Grabulic had but a tiny green brand to see by. He scowled at it, deep in thought. This was a dreadful pass he had come to. He reflected upon the many gods that he could name: Aabun, Aacrol the Lurid, Aberboomeroth—to list them alone would take an infinity. But his past and his sins had sealed a particular fate to him, unbeknown to the manlings (and indeed to all but Grabulic) namely that by his jesting at the expense of the gods in his Songs, and also by his errant tenets and faith in many of them (whom he alternately praised and rejected to suit himself) they had combined to deny him a single favour, so that it was his lot to be a man without a god. However, he felt that if he had explained this to the impetuous Kulkurakk, his journey to the ominous-sounding Many Mouths would have been significantly accelerated.

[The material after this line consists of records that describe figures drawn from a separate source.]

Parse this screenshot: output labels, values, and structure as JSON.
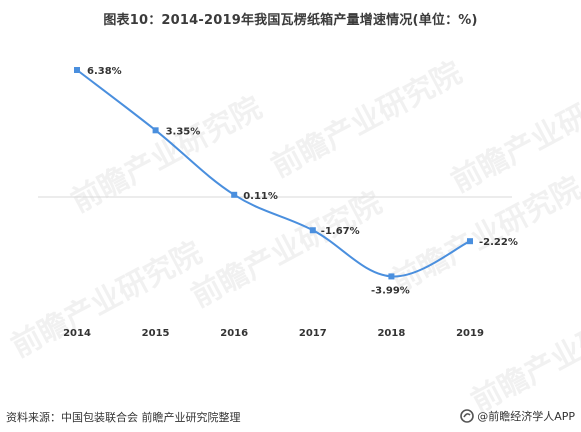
{
  "title": "图表10：2014-2019年我国瓦楞纸箱产量增速情况(单位：%)",
  "source": "资料来源：中国包装联合会 前瞻产业研究院整理",
  "brand": "@前瞻经济学人APP",
  "watermark": "前瞻产业研究院",
  "colors": {
    "line": "#4a8fde",
    "marker": "#4a8fde",
    "zero_line": "#d9d9d9",
    "text": "#333333"
  },
  "chart_data": {
    "type": "line",
    "categories": [
      "2014",
      "2015",
      "2016",
      "2017",
      "2018",
      "2019"
    ],
    "series": [
      {
        "values": [
          6.38,
          3.35,
          0.11,
          -1.67,
          -3.99,
          -2.22
        ]
      }
    ],
    "data_labels": [
      "6.38%",
      "3.35%",
      "0.11%",
      "-1.67%",
      "-3.99%",
      "-2.22%"
    ],
    "ylim": [
      -5.5,
      7.5
    ],
    "smooth": true,
    "markers": "square",
    "grid": false,
    "zero_line": true,
    "legend": "none"
  }
}
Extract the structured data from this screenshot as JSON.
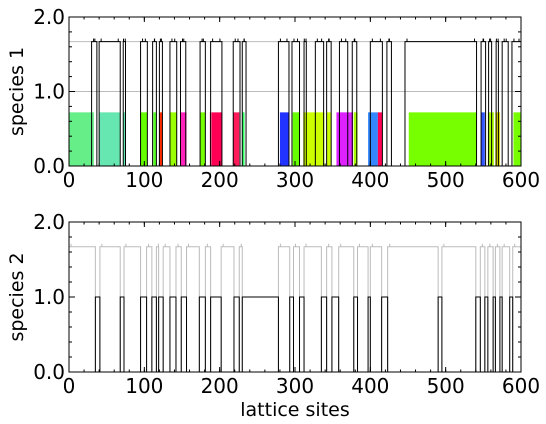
{
  "chart_data": [
    {
      "type": "area",
      "ylabel": "species 1",
      "xlim": [
        0,
        600
      ],
      "ylim": [
        0,
        2
      ],
      "x_ticks": [
        "0",
        "100",
        "200",
        "300",
        "400",
        "500",
        "600"
      ],
      "y_ticks": [
        "0.0",
        "1.0",
        "2.0"
      ],
      "grey_line_levels": [
        1.0,
        1.67
      ],
      "high_level": 1.67,
      "low_level": 0,
      "black_line_segments": [
        [
          30,
          37
        ],
        [
          40,
          68
        ],
        [
          72,
          75
        ],
        [
          95,
          104
        ],
        [
          111,
          116
        ],
        [
          120,
          124
        ],
        [
          134,
          143
        ],
        [
          148,
          155
        ],
        [
          174,
          181
        ],
        [
          188,
          203
        ],
        [
          218,
          227
        ],
        [
          230,
          235
        ],
        [
          278,
          292
        ],
        [
          296,
          306
        ],
        [
          312,
          315
        ],
        [
          327,
          338
        ],
        [
          342,
          348
        ],
        [
          359,
          370
        ],
        [
          376,
          382
        ],
        [
          400,
          416
        ],
        [
          422,
          428
        ],
        [
          446,
          541
        ],
        [
          547,
          553
        ],
        [
          557,
          561
        ],
        [
          567,
          570
        ],
        [
          575,
          583
        ],
        [
          588,
          600
        ]
      ],
      "fill_height": 0.72,
      "blocks": [
        {
          "x0": 0,
          "x1": 33,
          "color": "#66ee88"
        },
        {
          "x0": 40,
          "x1": 68,
          "color": "#66e6b0"
        },
        {
          "x0": 72,
          "x1": 75,
          "color": "#66e6b0"
        },
        {
          "x0": 95,
          "x1": 104,
          "color": "#66ff00"
        },
        {
          "x0": 112,
          "x1": 116,
          "color": "#55ff22"
        },
        {
          "x0": 120,
          "x1": 124,
          "color": "#ff2a00"
        },
        {
          "x0": 134,
          "x1": 143,
          "color": "#99ff00"
        },
        {
          "x0": 148,
          "x1": 156,
          "color": "#ff22bb"
        },
        {
          "x0": 174,
          "x1": 181,
          "color": "#77ff00"
        },
        {
          "x0": 187,
          "x1": 187.8,
          "color": "#ff0055"
        },
        {
          "x0": 189,
          "x1": 203,
          "color": "#ff0055"
        },
        {
          "x0": 218,
          "x1": 226,
          "color": "#ff1a5a"
        },
        {
          "x0": 230,
          "x1": 233,
          "color": "#33ff66"
        },
        {
          "x0": 280,
          "x1": 292,
          "color": "#2233ff"
        },
        {
          "x0": 297,
          "x1": 306,
          "color": "#66ff00"
        },
        {
          "x0": 311,
          "x1": 315,
          "color": "#ccff00"
        },
        {
          "x0": 315,
          "x1": 339,
          "color": "#ccff00"
        },
        {
          "x0": 342,
          "x1": 348,
          "color": "#ccff00"
        },
        {
          "x0": 355,
          "x1": 377,
          "color": "#dd22ff"
        },
        {
          "x0": 378,
          "x1": 383,
          "color": "#aaff00"
        },
        {
          "x0": 397,
          "x1": 410,
          "color": "#3388ff"
        },
        {
          "x0": 410,
          "x1": 416,
          "color": "#ff0055"
        },
        {
          "x0": 451,
          "x1": 541,
          "color": "#77ff00"
        },
        {
          "x0": 547,
          "x1": 552,
          "color": "#3355ff"
        },
        {
          "x0": 556,
          "x1": 564,
          "color": "#aaff00"
        },
        {
          "x0": 566,
          "x1": 572,
          "color": "#dddd00"
        },
        {
          "x0": 590,
          "x1": 600,
          "color": "#77ff00"
        }
      ]
    },
    {
      "type": "line",
      "ylabel": "species 2",
      "xlabel": "lattice sites",
      "xlim": [
        0,
        600
      ],
      "ylim": [
        0,
        2
      ],
      "x_ticks": [
        "0",
        "100",
        "200",
        "300",
        "400",
        "500",
        "600"
      ],
      "y_ticks": [
        "0.0",
        "1.0",
        "2.0"
      ],
      "grey_line_level": 1.67,
      "black_line_level": 1.0,
      "black_segments": [
        [
          35,
          41
        ],
        [
          68,
          73
        ],
        [
          95,
          103
        ],
        [
          110,
          116
        ],
        [
          119,
          125
        ],
        [
          134,
          142
        ],
        [
          149,
          156
        ],
        [
          173,
          181
        ],
        [
          188,
          202
        ],
        [
          219,
          226
        ],
        [
          230,
          278
        ],
        [
          293,
          298
        ],
        [
          306,
          312
        ],
        [
          335,
          342
        ],
        [
          349,
          358
        ],
        [
          378,
          383
        ],
        [
          397,
          400
        ],
        [
          415,
          423
        ],
        [
          490,
          495
        ],
        [
          540,
          546
        ],
        [
          552,
          556
        ],
        [
          563,
          566
        ],
        [
          572,
          575
        ],
        [
          585,
          589
        ]
      ]
    }
  ]
}
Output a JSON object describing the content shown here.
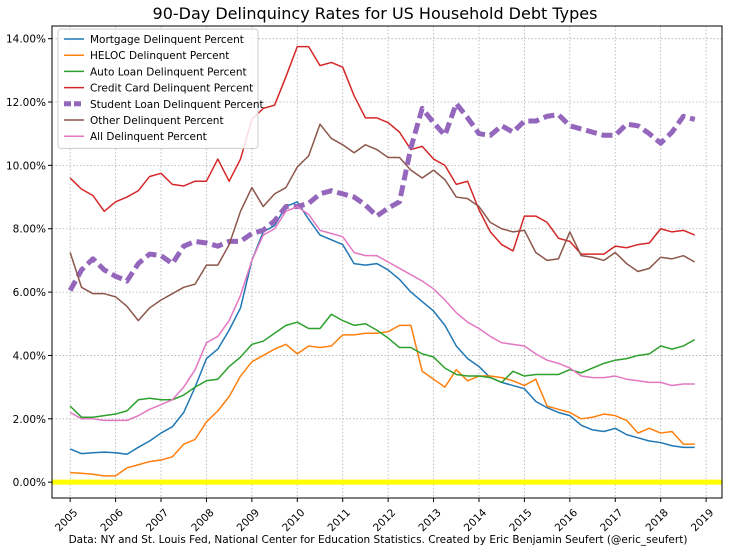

At this moment, three sets of white orbs peered in at him from a grille set in the black door, to see, doubtless, why he had not begun his rituals. At once he started an incoherent incantation, calling out loud the names of Fnobollion, Regurjaj, Ctelpotl the Slitherer, Numm of the Hundred Wills, Hoi-Hoi the Soul Gatherer and many more, not a few of which were entirely his own invention. The white orbs withdrew in amazement and no less in trepidation. Thereafter Grabulic was not disturbed; occasionally, though, he called out the name of some nether world divinity. As had been promised to him, none of the gods saw fit to acknowledge his appeals for aid. If the Spydron heard him, it remained immobile and insensate as stone.